Tuesday, 26 July 2016

The Political Power of Beyoncé



Let me start this by saying that I am welllll aware that Beyoncé is a touchy subject. Either you think she is one of the most hyped-up singers on the planet or you are bowing down and ready to get in Formation. However, regardless of your crazy in love-booty shaking-dance abilities I think it's fair to say that recently, people have been talking more about Beyoncé's political stance than her world tour.


The #blacklivesmatter campaign is something which Beyoncé has helped greatly to spread worldwide, thanks to her being so vocal about it. Her album 'Lemonade' is largely about the suffering black people have had to and still endure on a sadly, regular basis. Her song 'Freedom,' which she recently performed at the BET awards, powerfully highlights the way in which black people are treated by the police.
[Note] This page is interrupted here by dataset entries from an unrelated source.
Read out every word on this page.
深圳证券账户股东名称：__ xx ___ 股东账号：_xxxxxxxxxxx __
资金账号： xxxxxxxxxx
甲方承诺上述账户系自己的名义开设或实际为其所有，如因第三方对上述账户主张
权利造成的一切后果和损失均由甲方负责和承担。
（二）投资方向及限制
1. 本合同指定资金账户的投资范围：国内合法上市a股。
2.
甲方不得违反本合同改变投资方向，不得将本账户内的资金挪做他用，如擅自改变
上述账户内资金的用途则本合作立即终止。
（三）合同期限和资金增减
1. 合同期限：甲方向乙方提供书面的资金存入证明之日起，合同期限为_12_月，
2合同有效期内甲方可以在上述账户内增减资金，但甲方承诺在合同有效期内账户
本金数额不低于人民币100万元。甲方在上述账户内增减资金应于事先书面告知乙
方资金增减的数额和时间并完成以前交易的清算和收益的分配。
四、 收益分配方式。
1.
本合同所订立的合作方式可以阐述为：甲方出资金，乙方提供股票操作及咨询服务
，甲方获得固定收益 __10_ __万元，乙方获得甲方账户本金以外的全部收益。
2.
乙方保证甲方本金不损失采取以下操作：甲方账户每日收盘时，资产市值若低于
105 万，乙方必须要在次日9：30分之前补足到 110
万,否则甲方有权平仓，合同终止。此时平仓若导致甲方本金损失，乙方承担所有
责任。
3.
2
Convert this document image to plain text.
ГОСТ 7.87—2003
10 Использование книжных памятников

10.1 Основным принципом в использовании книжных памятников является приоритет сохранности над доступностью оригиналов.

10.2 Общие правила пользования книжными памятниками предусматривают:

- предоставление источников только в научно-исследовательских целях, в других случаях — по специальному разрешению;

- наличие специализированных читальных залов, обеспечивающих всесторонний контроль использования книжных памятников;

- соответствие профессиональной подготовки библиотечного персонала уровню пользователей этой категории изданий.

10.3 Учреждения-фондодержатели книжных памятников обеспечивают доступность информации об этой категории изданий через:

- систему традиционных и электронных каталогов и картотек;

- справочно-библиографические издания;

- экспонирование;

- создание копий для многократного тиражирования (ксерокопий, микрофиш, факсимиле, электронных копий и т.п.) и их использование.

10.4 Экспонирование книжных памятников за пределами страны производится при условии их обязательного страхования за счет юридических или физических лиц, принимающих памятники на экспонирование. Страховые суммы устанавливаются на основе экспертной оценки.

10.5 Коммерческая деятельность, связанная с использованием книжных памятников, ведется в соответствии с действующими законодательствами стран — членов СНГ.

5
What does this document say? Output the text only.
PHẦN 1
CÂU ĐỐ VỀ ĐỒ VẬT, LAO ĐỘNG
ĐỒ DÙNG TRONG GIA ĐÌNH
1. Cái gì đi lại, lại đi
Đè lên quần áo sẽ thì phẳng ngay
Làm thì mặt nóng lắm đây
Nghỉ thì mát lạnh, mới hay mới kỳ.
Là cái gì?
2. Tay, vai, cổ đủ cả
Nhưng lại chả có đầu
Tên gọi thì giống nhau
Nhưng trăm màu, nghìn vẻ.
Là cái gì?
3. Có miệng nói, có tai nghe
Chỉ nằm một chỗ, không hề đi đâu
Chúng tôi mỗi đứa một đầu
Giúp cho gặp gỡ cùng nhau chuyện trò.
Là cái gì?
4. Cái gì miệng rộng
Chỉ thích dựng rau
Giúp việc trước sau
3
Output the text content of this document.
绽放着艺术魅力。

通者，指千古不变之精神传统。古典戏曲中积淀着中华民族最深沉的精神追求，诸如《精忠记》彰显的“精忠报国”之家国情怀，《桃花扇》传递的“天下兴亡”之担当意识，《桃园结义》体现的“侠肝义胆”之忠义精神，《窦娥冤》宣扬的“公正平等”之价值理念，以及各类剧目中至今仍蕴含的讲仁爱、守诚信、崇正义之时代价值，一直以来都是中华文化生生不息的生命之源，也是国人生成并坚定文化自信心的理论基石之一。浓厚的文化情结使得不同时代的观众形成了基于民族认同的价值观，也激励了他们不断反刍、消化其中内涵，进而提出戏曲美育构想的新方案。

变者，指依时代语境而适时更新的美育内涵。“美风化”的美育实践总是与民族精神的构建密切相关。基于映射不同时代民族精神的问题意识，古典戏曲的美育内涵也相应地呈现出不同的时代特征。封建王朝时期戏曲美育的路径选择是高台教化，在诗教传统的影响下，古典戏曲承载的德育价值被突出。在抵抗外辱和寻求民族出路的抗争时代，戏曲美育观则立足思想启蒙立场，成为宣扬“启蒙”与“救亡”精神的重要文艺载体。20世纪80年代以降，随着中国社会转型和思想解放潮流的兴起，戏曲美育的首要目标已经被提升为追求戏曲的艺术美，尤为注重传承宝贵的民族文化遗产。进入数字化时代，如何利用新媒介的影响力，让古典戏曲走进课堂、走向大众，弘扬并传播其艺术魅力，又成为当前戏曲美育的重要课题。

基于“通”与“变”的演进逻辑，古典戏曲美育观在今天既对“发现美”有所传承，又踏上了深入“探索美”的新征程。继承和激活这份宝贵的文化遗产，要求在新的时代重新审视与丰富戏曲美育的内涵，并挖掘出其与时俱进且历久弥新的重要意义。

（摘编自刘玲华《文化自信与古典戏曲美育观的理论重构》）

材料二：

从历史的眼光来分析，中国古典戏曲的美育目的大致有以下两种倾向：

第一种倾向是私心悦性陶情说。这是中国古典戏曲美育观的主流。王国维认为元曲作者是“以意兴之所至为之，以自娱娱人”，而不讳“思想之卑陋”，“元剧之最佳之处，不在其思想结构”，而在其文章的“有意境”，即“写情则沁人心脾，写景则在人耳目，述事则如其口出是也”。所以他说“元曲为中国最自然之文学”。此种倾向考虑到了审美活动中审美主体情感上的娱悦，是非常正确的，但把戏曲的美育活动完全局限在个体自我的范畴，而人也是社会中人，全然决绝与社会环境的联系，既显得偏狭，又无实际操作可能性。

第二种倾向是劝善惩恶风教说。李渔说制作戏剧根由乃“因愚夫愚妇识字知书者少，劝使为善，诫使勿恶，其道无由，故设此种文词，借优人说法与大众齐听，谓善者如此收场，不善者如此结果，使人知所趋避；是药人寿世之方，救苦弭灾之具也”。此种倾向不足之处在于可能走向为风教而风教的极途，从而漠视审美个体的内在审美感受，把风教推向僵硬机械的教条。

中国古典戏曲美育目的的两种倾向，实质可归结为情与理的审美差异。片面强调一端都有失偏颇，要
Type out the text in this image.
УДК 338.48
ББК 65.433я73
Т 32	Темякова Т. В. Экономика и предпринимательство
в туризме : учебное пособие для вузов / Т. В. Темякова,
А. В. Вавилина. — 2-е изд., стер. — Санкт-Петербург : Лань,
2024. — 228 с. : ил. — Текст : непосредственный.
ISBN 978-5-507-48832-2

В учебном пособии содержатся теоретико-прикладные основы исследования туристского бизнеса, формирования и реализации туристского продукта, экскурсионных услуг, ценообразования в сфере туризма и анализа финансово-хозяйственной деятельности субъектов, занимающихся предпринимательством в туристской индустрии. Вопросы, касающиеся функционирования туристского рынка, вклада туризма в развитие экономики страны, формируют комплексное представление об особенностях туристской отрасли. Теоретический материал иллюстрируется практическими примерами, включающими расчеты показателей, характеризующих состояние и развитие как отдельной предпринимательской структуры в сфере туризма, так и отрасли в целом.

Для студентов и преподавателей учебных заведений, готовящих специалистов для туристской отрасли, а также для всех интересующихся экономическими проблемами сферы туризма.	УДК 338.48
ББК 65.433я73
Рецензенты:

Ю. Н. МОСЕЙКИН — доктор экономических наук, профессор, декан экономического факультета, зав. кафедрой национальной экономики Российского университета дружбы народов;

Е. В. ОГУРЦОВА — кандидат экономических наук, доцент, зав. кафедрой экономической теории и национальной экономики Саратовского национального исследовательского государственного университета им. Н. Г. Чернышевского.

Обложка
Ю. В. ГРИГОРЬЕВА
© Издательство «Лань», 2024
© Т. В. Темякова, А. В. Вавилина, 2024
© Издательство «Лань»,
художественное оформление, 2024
I recently attended Beyoncé's Formation Tour at Hampden stadium in Glasgow the day after the deaths of Alton Sterling and Philando Castile, both of whom died at the hands of the police in circumstances which should never have resulted in either one of them dying. That night in Glasgow, before she performed 'Freedom,' Beyoncé gave a powerful speech about why all lives matter followed by a minutes silence to honour the lives of both Sterling and Castile. 


For me, living in a country were gun violence is virtually non-existent, it's hard to imagine what life must be like living in fear of being shot by the people who are supposed to protect you. It's also hard for many to imagine what it must be like knowing you have a higher chance of being killed by the police because of your skin colour. Racism is something hard to imagine if you haven't experienced it yourself but that does not mean in any way that it should be ignored. 

The point is that Beyoncé has managed to use her fame to bring to light issues that should matter more to not only people in the U.S. but to people globally. Fair enough, the campaign had already been trending on twitter but Beyoncé has managed to make it reach people that may not have read about it otherwise. I'm lucky enough to come from a generation who want to make a change, a generation who do not like to see others suffer and a generation who are hopeful for a future of equality for all.

It's important for people like Beyoncé who have such a powerful influence on so many people to use their voice not just to sing their greatest hits but to help share campaigns such as the above with their fans, who together can help make the change.